The Humboldt quid is also known as the jumbo squid or jumbo flying squid in English and in Spanish as calamar gigante or jibia or pota. They have a propensity for rapid flashing of the colors red and white when captured and because of this are also known as diablo rojo ('red devil'). It is the largest of the Ommastrephid squids, with some individuals reaching 1.5 m (5 ft) in mantle (body) length and weighing upwards of 50 kg (110 lb). The mantle makes up at least half of the animals mass and includes the fins or wings. The remaining portion is roughly split between the arms and tentacles and the head (including eyes and beak). They possess two tentacles each carrying between 100 and 200 suckers. The suckers are lined with razor sharp teeth or hooks which they use to grasp prey and drag it toward their very large and very sharp beak.

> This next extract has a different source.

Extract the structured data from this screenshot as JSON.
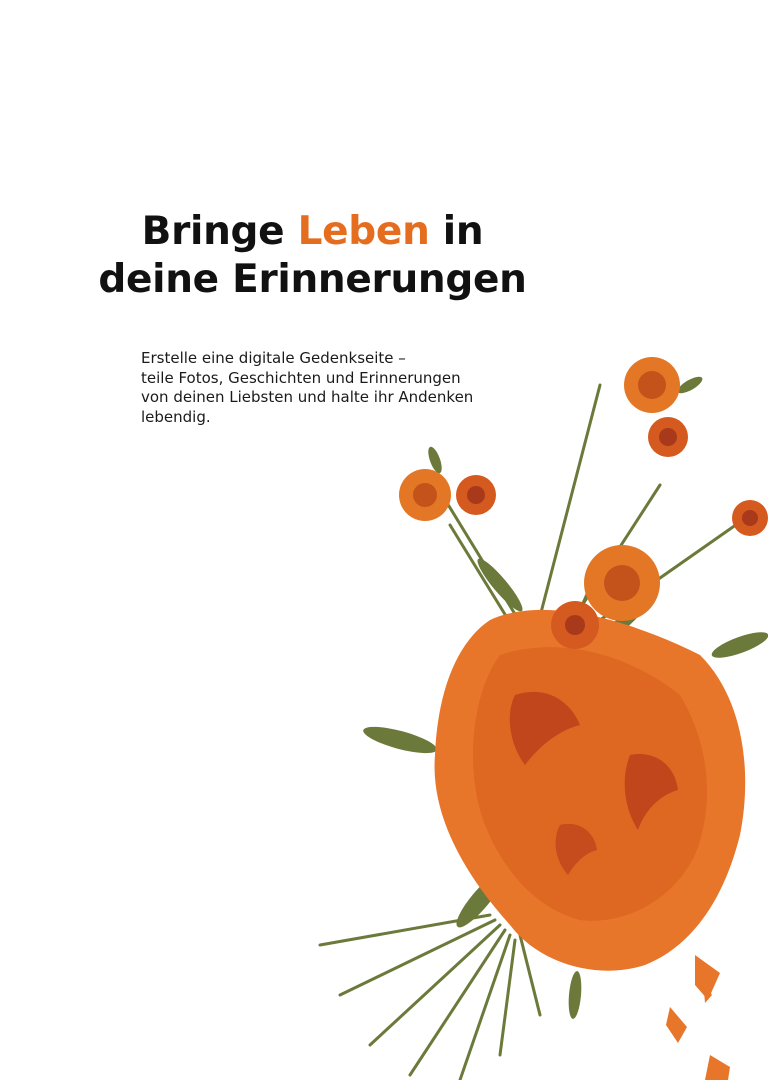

They often approach prey quickly with all 10 appendages extended forward in a cone-like shape. Upon reaching striking distance, they open their eight swimming and grasping arms, and extend the tentacles covered in sharp hooks, grabbing their prey and pulling it back toward a parrot-like beak, which can easily cause serious lacerations to human flesh. These two longer tentacles can reach full length, grab prey, and retract so fast that almost the entire event happens in one frame of a normal-speed video camera. Each of the squid's suckers is ringed with sharp teeth, and the beak can tear flesh, although they are believed to lack the jaw strength to crack heavy bone. The squid are known for their speed at eating; they feast on hooked fish, stripping them to the bone before fishermen can reel them in. Their behavior while feeding often includes cannibalism and they have been seen to readily attack injured or vulnerable squid in their shoal. Until recently, claims of cooperative or coordinated hunting were considered unconfirmed and without scientific merit. However, more recent research has strongly suggested they do engage in cooperative hunting.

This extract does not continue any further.